I don’t remember when we started talking about Star Wars with my son. Perhaps it was when we started really perusing the toy aisles. It amazes me that after all these years, Star Wars merchandising is still going strong. He was immediately drawn to Darth Vader, even though he knew he was the bad guy. And he pleaded for a red light saber.
At Christmas time, Santa brought him a red light saber that lights up and makes the appropriate swishing sounds when you “fight.” I even thought enough to get him a blue light saber for his birthday a month later so that he could fight his friends when they came over. I was saddened to find that the blue light saber was not actually a “light” saber since it didn’t light up on make noise. Oh well. That was one was for his friends anyway.
We had even more exposure to Star Wars on a recent Disney vacation including a stop at Disney’s Hollywood Studios. We got to watch a live Jedi training session and see young boys (and a girl) learn to fight and defeat the evil lord Darth Vader. My son was mesmerized. Terrified, but mesmerized. (Side note: I also got a really cool Star Wars hat there.)
When we returned from the trip, I would get a few questions here and there about Darth Vader. And then I thought it might be time.

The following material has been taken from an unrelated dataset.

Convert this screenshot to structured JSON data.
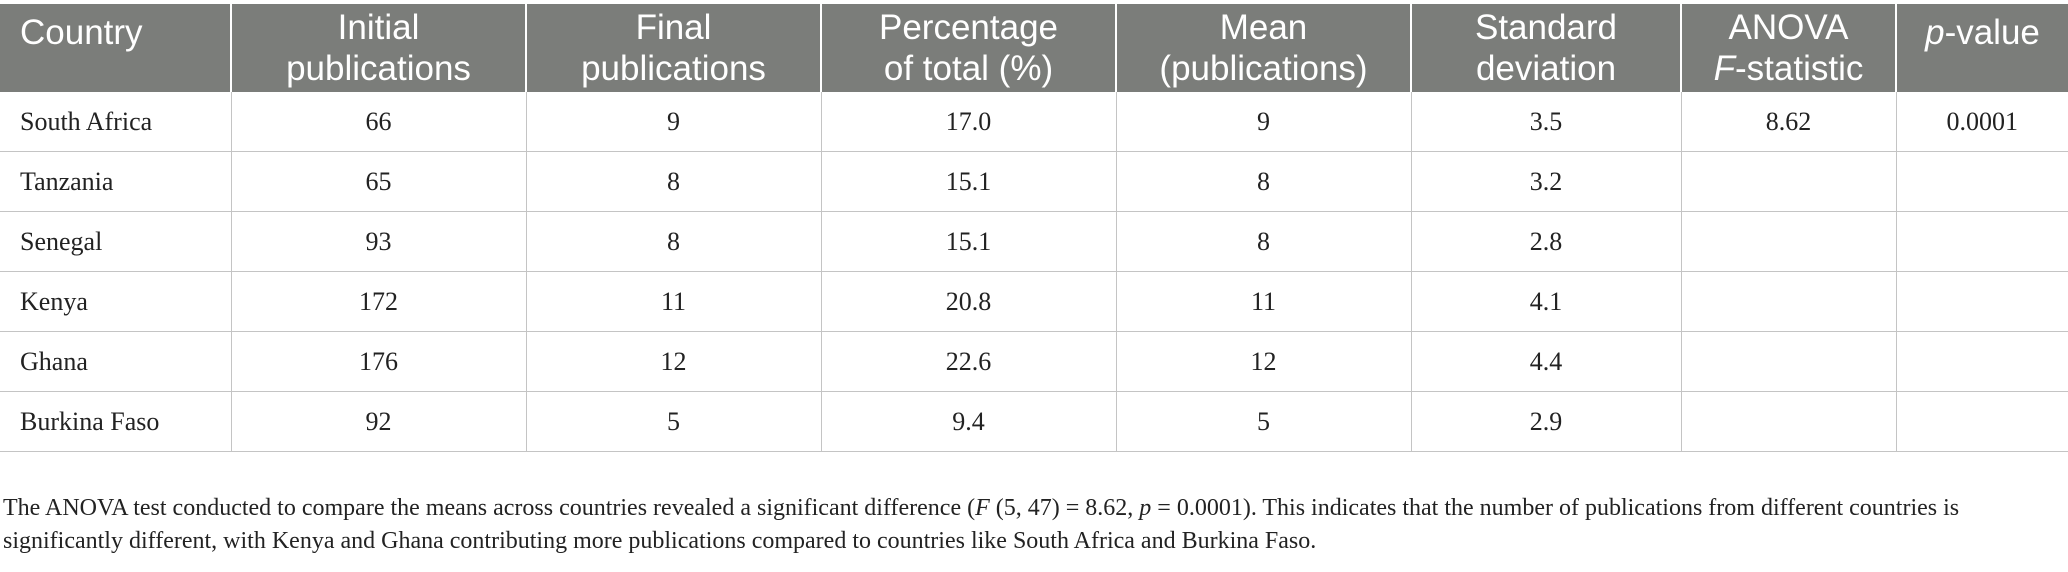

It might be time to introduce my son to Star Wars. I made a trip to the cheapest movie spot I know: BJs (yes, that BJs).
Then came my dilemma. BJs had two trilogies for sale. The original Star Wars, or what they refer to as Episodes IV, V, and VI. Or the prequel, known as Episodes I, II, and III. I, of course, am totally partial to the original. Plus, I only saw the first movie of the prequel and was so nauseated by Jar Jar Binks, I had no interest in the remaining movies.
But it’s a prequel. Would it make sense to show everything in chronological order? Or would I have to explain in the near future how Luke Skywalker is the son of Darth Vader but Darth Vader is really Anakin Skywalker, the little boy in the prequel, who grows up to become the father of Luke Skywalker. (Oh sorry, I probably should have said SPOILER ALERT).
And then there was the whole issue of low-tech vs. high-tech. Would he be okay watching the highly animated prequel trilogy only to be severely disappointed by the plastic models posing as tie fighters in the original trilogy?
I made an adult decision. I decided I wanted to see the originals and I’m glad I did. We watched Star Wars together on the condition that his 4 year old brain was only allowed to ask a limited number of questions and that we would stop the movie if there was something pressing he needed to ask.
It actually wasn’t until today that I realized we watched the wrong disc. We watched the original theatrical version instead of the new, reformatted, digitally enhanced version. We went super low-tech and didn’t even know it. But we both loved it. And it turns out that after all these years, I never really knew what the storyline was, other than good vs. evil. I actually really liked the movie.
The best part? I was able to share some of my childhood with my son and despite all the bells and whistles, he now prefers his blue light saber. You know, the same one as Luke Skywalker. The downside? He wanted to know why his light saber didn’t come with “the force.” I’m currently looking into that.